Flavius Josèphe, je crois, surnomme Jésus « le glouton » dans ses écrits, c’est dire la réputation qu’il avait à Jérusalem parmi les pharisiens, les gardiens du temple. Ces chrétiens qui nous intiment de nous laisser mener regardent pourtant toujours à droite et à gauche quand ils traversent la rue. C’est qu’ils n’ont au fond pas entièrement confiance dans ce que dieu prévoirait pour eux, ou qu’ils n’y croient finalement pas.
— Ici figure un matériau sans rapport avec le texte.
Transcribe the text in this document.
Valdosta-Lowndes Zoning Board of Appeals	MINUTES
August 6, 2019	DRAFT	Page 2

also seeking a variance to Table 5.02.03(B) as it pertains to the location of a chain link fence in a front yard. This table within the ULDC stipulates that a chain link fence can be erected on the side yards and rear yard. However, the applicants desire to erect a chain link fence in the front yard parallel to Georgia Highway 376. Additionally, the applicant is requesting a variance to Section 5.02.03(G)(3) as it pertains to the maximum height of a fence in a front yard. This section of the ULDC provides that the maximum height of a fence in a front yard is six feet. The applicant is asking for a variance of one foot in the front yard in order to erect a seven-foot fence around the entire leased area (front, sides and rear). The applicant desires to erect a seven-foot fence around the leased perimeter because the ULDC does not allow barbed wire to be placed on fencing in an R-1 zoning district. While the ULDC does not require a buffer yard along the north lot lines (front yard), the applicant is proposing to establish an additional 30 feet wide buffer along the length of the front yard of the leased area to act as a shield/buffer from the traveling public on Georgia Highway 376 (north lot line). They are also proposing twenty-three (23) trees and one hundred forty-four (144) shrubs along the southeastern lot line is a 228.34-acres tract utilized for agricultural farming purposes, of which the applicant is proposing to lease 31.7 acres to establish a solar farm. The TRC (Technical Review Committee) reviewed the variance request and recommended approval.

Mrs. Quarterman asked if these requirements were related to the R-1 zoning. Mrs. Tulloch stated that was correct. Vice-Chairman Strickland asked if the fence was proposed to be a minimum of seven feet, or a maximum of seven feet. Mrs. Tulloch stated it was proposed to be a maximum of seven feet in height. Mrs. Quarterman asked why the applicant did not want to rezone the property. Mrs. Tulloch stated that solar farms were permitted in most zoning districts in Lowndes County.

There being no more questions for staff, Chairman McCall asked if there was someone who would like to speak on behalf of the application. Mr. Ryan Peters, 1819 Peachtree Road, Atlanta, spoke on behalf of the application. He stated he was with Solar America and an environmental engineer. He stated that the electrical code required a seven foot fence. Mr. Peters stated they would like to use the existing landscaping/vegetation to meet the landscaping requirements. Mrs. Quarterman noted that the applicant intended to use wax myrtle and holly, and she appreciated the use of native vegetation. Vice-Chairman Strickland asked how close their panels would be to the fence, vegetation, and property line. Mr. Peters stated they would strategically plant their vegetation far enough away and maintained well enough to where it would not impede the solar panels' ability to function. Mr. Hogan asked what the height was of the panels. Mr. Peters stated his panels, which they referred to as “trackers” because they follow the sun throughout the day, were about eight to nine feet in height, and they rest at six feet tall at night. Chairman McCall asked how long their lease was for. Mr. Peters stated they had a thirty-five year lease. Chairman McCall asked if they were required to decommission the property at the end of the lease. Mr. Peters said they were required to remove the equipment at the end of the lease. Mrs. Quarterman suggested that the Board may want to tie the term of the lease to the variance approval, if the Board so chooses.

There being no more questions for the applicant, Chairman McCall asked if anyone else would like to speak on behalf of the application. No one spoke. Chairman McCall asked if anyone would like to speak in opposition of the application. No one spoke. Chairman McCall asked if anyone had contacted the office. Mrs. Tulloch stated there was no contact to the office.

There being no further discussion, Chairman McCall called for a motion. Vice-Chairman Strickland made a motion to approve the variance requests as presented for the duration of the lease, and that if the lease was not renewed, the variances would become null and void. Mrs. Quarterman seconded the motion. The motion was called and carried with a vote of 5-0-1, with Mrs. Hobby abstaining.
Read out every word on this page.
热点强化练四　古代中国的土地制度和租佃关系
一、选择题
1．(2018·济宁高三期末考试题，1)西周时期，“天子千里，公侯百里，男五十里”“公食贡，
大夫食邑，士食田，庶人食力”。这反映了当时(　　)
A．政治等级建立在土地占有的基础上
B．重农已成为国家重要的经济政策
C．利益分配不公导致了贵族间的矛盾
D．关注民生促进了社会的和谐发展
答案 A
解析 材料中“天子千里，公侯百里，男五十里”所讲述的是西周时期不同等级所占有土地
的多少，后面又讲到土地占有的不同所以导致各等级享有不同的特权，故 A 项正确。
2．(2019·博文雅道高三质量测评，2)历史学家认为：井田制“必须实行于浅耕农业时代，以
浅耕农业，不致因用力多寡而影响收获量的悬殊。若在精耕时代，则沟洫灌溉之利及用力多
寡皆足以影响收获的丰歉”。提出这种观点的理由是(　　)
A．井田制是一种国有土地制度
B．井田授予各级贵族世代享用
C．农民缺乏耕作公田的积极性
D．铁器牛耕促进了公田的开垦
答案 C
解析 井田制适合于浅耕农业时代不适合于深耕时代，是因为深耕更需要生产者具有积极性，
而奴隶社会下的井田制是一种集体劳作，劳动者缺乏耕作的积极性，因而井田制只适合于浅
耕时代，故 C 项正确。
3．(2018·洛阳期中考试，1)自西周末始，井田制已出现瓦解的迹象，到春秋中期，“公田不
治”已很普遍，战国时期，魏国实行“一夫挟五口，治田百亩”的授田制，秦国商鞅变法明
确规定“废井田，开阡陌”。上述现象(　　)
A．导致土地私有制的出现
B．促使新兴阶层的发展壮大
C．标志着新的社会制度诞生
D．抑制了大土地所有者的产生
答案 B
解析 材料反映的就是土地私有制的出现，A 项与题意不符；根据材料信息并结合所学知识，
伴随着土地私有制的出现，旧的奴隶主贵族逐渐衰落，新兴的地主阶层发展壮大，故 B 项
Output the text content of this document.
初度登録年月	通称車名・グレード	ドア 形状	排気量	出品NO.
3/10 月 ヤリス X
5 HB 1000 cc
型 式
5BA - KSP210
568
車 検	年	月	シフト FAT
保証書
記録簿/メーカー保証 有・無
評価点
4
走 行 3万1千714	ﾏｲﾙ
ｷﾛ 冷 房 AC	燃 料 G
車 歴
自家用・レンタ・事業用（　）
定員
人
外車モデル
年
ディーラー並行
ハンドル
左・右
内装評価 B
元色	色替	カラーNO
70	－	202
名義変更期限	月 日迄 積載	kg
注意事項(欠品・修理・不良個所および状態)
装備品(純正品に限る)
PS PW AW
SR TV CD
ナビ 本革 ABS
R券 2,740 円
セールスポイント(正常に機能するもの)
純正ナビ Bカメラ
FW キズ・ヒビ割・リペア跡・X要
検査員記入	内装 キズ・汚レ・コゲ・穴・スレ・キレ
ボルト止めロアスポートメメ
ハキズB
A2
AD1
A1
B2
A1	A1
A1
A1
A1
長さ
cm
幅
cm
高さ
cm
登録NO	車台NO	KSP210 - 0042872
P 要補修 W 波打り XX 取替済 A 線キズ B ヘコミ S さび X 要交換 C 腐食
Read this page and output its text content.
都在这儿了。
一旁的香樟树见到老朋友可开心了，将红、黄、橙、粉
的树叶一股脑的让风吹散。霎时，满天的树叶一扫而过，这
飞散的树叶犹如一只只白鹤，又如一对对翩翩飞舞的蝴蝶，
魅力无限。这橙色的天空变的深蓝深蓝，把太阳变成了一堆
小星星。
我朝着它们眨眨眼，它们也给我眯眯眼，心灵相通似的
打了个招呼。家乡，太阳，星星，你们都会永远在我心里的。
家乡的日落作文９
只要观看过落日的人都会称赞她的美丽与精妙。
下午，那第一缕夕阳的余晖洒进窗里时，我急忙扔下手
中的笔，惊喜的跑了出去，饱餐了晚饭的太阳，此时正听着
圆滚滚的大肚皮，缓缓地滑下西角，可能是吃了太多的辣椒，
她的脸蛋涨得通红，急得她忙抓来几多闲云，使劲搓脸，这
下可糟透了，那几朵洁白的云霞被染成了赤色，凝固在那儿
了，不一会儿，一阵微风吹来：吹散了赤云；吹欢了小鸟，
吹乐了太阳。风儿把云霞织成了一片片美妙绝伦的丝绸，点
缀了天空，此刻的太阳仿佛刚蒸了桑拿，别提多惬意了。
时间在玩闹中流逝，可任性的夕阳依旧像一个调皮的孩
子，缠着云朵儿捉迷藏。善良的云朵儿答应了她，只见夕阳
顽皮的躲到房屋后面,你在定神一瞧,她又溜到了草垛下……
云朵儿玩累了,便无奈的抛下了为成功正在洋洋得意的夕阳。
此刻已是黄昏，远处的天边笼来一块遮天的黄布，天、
D’autres voient dans les expériences de « mort imminente » (ou « near death experience ») des preuves irréfutables. A une certaine époque c’était très à la mode. Certains scientifiques ont démontré depuis que les visions célestes ou infernales sont surtout sans doute le fait d’une arrivée massive de sérotonine au cerveau. Je ne trancherai pas ici… Finalement, à la fin, certaines nuits c’est juste le visage du fantôme vu sur un lit d’hôpital qui nous hante, et puis on accepte ce qui arrive, ce qui était somme toute prévisible et à quoi on ne peut rien. Et l’on songe à cette réplique de « la Cerisaie » :
« La vie est un souffle, à peine a-t-on eu le temps de le sentir sur son bras qu’il est passé ».